The Verkhovna Rada has adopted amendments to the Budget Code of Ukraine necessary for the implementation of the U.S.-Ukraine minerals agreement, with the draft law passing almost unchanged in the second reading.
MP Yaroslav Zhelezniak announced this on Telegram, as reported by Ukrinform.
“The Rada has finally approved amendments to the Budget Code to implement the minerals agreement. By the second reading, almost nothing has changed in the text,” Zhelezniak stated.
The bill, No. 13256, was backed by 309 votes in the Ukrainian parliament.

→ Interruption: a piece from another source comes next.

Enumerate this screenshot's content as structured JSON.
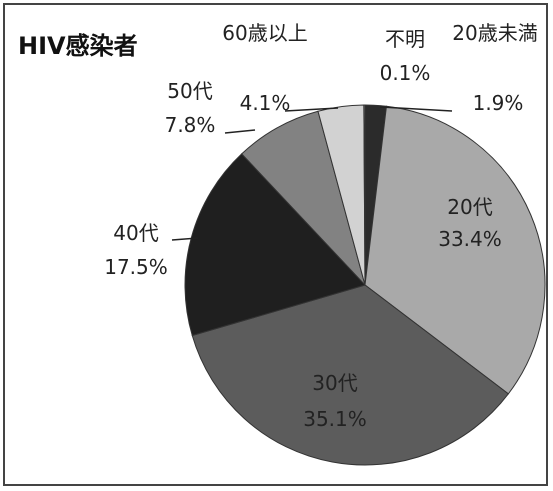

The MP explained that, under the agreement’s terms, Ukraine’s contribution will comprise half of the funds generated after the agreement comes into force through:
- rents collected from the extraction of minerals—including oil, gas, gas condensate, and other resources listed in Annex A—from newly issued licenses;
- fees from issuing new special permits for subsoil use;
- the sale of the state’s share of production under new production-sharing agreements.
These funds will be credited to a special state budget fund and, upon the chief administrator’s decision, allocated to the Reconstruction Fund.
Zhelezniak also stressed that the government declined to provide MPs with two additional agreements related to the US-Ukraine Reconstruction Investment Fund for review.
As reported by Ukrinform, on May 12, President Volodymyr Zelensky signed a law ratifying the agreement on the establishment of the U.S.-Ukraine Reconstruction Investment Fund.